Several months ago, I spoke at the Town Hall in New York City with various other people, on a subject which seemed important to all of us—"What Must We Do To Improve the Health and Well Being of the American People." The Town Hall offered prizes for 1,000 word essays by adults, and by young people below the age of twenty-one. I have just heard that the first prize in the adult group was won by Dr. Jacob Sobel, a well known New York pediatrician.
He based his essay on the point of view that only the nation which has healthy children has a future as a nation, and included a detailed, specific plan for a better health and education program. The reason I am telling you of this particular essay is that his premise seems to me one which we should consider very carefully today.
The tendency is to feel that anything which is not directly connected with war production, the building of ships, airplanes or other military equipment and the induction into the military services of an ever-increasing number of young men, is of no importance in the war effort. If we fall into this misapprehension, we may find ourselves not only handicapped in winning the war, but very much handicapped in winning the peace.
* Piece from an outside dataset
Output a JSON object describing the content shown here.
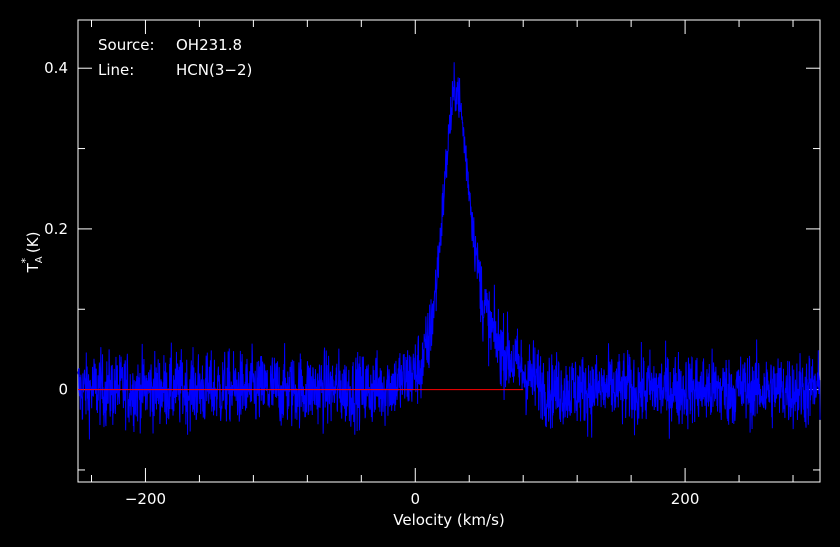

The best machinery in the world has to be handled by intelligent people, and unless we continue the services we have set up for better health, education and recreation for the children and young people of today, not only the future of the war, but the future of the country is in danger.
We should learn something even from our enemies. Germany has paid great attention to the very things which we are already neglecting in our haste to make war, something which can only be won on a military basis and has nothing to do with what happens on the civilian side of the picture. Just the other day, I found in the crowded industrial areas near San Diego and Los Angeles that one of the most agitated questions was how day nurseries and nursery schools could be set up. The lack of them slows up production on the part of the women, many of them mothers, who are employed in the aircraft factories. "Welfare activities" seem to have military importance.